Что такое "геометрия без аксиомы параллельных линий"?-- Ребятишки забавляются тем, что прыгают на одной ноге. Быстро подвигаться вперед этим способом! они, разумеется, не могут; и передвинуться далеко, -- например, версты на две -- не могут. Но при усердии все-таки не очень медленно передвигаются на расстояния, не вовсе ничтожные: иной, прыгая, не отстает от человека, идущего тихо; и провожает его целую четверть версты. Это очень трудный подвиг. И достойный всякой похвалы. Но лишь когда это -- шалость ребенка. А если взрослый человек, -- и не для шалости, а серьезно, по своим серьезным делам, пустится путешествовать, прыгая на одной ноге, это будет путешествие не вполне безуспешное, -- нет!-- только совершенно дурацкое. Можно ли писать по-русски без глаголов?-- Можно. Для шутки пишут так. И это бывает, иной раз, довольно забавною шалостью. Но вы знаете стихотворение:
Шелест, робкое дыханье,
Трели соловья,--
только и помнится мне из целой пьесы. Она вся составлена, как эти два стиха, без глаголов. Автор ее -- некто Фет, бывший в свое время известным поэтом. И есть у него пьесы, очень миленькие. Только все они такого содержания, что их могла бы написать лошадь, если б выучилась писать стихи -- везде речь идет лишь о впечатлениях и желаниях, существующих и у лошадей, как у человека. Я знавал Фета. Он положительно идиот: идиот, каких мало на свете. Но с поэтическим талантом. И ту пьеску без глаголов он написал, как вещь серьезную. Пока помнили Фета, все знали эту дивную пьесу, и когда кто начинал декламировать ее, все, хоть и знали ее наизусть сами, принимались хохотать до боли в боках: так умна она, что эффект ее вечно оставался, будто новость, поразителен.

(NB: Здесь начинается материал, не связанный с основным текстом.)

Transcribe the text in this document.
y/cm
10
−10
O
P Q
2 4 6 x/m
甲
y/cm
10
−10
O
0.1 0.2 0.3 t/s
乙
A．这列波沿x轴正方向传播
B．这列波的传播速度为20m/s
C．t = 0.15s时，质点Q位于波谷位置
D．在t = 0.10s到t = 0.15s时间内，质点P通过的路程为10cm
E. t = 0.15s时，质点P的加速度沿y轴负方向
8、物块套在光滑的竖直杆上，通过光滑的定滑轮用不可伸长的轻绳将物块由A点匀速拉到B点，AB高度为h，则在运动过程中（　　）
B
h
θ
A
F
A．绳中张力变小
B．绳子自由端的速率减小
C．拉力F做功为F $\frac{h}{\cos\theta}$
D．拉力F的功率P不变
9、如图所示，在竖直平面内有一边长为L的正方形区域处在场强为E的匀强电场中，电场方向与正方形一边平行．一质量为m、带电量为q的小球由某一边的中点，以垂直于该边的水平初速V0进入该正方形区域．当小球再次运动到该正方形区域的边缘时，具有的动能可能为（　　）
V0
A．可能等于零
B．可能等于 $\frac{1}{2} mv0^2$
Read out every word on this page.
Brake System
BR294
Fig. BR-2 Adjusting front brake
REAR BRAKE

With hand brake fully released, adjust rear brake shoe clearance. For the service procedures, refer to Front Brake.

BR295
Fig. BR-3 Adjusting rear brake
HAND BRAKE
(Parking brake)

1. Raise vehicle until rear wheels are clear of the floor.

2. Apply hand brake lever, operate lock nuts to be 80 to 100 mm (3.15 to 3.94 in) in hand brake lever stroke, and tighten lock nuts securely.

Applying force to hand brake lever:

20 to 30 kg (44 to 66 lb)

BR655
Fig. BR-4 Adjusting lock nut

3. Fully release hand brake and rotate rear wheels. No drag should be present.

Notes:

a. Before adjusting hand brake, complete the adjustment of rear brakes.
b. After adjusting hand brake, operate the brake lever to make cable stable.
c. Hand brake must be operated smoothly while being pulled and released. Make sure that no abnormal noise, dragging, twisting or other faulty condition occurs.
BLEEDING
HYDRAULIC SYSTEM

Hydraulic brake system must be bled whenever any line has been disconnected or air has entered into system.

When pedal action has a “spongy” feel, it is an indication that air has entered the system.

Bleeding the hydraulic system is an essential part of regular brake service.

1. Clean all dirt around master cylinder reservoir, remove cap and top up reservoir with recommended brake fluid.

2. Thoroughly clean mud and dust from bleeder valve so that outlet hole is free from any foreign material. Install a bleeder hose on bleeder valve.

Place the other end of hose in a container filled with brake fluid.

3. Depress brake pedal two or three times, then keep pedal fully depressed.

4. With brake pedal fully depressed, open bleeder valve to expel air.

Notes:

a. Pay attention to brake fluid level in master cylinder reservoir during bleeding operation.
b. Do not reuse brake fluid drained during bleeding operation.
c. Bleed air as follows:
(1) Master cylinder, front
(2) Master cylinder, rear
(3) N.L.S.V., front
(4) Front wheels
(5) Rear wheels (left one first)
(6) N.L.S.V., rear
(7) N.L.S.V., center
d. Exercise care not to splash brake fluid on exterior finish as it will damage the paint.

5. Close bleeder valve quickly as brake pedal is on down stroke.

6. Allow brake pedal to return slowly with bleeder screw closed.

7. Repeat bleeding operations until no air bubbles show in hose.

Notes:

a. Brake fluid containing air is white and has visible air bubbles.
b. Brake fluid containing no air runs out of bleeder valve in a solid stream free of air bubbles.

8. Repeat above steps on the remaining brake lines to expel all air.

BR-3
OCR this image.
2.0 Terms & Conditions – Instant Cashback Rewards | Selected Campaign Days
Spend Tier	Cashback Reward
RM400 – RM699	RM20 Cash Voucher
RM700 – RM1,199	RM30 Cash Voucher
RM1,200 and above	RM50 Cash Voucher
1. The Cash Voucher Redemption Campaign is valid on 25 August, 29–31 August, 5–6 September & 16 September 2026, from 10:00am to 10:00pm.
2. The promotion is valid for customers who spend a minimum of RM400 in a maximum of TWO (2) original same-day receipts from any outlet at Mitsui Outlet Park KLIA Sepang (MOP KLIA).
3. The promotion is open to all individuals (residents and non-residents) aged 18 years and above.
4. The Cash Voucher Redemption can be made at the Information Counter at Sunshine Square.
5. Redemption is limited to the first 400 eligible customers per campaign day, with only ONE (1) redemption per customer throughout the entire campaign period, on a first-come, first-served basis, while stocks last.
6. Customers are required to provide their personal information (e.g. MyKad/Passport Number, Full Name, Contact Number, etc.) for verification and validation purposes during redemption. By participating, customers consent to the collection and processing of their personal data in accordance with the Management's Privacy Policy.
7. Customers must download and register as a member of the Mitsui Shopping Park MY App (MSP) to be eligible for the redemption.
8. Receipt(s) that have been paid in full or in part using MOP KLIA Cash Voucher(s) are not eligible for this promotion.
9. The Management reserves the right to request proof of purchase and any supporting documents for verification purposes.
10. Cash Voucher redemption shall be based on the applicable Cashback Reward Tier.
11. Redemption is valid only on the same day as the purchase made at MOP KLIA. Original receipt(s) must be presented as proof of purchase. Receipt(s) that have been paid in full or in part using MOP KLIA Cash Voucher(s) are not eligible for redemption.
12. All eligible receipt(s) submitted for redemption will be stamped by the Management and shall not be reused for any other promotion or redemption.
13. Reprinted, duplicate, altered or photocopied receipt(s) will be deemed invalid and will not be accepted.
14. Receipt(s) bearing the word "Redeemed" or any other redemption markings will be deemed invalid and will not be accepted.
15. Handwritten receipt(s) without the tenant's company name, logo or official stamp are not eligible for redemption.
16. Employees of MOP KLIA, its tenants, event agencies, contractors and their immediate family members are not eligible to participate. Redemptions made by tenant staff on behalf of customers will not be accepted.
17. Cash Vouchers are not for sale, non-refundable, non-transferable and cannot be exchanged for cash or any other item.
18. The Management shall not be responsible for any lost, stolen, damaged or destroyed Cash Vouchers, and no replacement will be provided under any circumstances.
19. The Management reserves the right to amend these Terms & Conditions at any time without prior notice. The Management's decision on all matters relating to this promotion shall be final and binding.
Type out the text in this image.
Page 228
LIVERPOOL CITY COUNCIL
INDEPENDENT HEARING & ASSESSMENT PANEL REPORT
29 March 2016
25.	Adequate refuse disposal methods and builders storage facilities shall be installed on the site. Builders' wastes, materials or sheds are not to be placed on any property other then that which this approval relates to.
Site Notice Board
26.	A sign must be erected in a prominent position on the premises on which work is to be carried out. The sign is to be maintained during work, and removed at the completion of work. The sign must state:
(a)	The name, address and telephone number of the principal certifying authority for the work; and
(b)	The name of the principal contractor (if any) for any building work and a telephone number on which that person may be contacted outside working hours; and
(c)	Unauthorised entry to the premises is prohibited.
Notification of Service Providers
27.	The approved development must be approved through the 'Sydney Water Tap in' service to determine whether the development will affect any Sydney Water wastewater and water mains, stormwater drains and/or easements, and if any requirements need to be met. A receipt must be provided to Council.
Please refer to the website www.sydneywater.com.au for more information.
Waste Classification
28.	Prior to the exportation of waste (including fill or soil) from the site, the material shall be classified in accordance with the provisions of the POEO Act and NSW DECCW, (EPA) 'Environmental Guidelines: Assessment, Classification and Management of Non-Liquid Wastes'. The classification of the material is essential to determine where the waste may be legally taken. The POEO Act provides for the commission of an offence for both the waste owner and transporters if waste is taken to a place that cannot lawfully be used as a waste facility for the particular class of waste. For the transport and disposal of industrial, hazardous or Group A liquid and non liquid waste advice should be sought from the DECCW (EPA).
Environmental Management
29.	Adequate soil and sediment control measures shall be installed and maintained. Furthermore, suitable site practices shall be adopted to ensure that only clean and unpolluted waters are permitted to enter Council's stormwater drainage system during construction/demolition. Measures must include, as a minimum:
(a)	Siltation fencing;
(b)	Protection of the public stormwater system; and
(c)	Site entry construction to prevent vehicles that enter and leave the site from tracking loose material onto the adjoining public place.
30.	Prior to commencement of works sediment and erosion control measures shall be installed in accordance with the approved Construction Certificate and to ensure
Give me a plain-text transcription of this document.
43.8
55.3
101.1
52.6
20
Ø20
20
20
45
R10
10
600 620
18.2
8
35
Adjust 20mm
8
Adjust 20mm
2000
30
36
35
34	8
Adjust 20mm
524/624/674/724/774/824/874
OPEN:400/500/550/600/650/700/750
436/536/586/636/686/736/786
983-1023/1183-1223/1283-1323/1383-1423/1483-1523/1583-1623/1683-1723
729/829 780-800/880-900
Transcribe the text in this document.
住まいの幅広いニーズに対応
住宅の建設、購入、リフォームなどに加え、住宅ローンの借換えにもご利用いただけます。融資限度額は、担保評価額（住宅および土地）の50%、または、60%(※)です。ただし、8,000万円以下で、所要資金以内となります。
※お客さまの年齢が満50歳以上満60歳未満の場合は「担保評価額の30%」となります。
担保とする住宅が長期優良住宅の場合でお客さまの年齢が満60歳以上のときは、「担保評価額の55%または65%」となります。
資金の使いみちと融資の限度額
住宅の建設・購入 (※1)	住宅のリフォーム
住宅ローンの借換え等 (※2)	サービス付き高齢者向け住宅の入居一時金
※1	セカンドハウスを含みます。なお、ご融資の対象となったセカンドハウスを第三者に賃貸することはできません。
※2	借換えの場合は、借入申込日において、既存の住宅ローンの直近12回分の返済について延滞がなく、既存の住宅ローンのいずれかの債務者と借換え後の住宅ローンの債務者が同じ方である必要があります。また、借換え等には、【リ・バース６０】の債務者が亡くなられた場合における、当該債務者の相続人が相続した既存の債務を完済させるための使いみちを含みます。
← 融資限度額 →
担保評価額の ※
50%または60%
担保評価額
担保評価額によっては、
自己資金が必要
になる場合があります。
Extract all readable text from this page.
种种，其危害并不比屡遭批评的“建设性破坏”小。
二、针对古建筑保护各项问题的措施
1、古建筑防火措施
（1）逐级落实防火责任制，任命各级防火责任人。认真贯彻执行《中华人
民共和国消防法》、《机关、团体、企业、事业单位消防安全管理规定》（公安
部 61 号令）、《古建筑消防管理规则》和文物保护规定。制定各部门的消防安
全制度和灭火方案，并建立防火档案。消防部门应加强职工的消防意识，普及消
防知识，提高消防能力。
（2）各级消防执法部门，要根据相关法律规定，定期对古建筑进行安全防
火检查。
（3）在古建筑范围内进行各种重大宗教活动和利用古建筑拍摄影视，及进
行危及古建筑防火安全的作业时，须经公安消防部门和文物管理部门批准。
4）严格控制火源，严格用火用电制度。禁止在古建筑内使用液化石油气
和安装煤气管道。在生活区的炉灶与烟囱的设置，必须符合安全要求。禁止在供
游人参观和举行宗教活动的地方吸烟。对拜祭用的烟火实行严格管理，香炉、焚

Вы знаете, необходимейшая из согласных на французском, итальянском или испанском языках буква L; --она входит в состав "члена", -- того местоимения, без которого мудрено сказать десять слов кряду. И что ж?-- во времена щегольства побеждением лингвистических законов были писаны во множестве на этих языках, стихотворные вещицы без буквы L. На испанском языке есть даже целая эпическая поэма, целая огромная книжища, без буквы L. Имя глупца, автора ее, уж забыл. Можете, если хотите, справиться в каком-нибудь трактате об испанской поэзии "времен упадка вкуса" в XVII столетии.
Мало ли каких фокус-покусов может выделывать желающий выделывать фокус-покусы? Для шутки в часы отдыха это, пожалуй, не глупая забава. Но кто фокусничает не для забавы, а серьезно усердствует сочинять ребусы, шарады, каламбуры, воображая "пересоздавать" науку этими дурачествами, тот занимается дурацким трудом, и если не родился, -- то добровольно становится глупцом.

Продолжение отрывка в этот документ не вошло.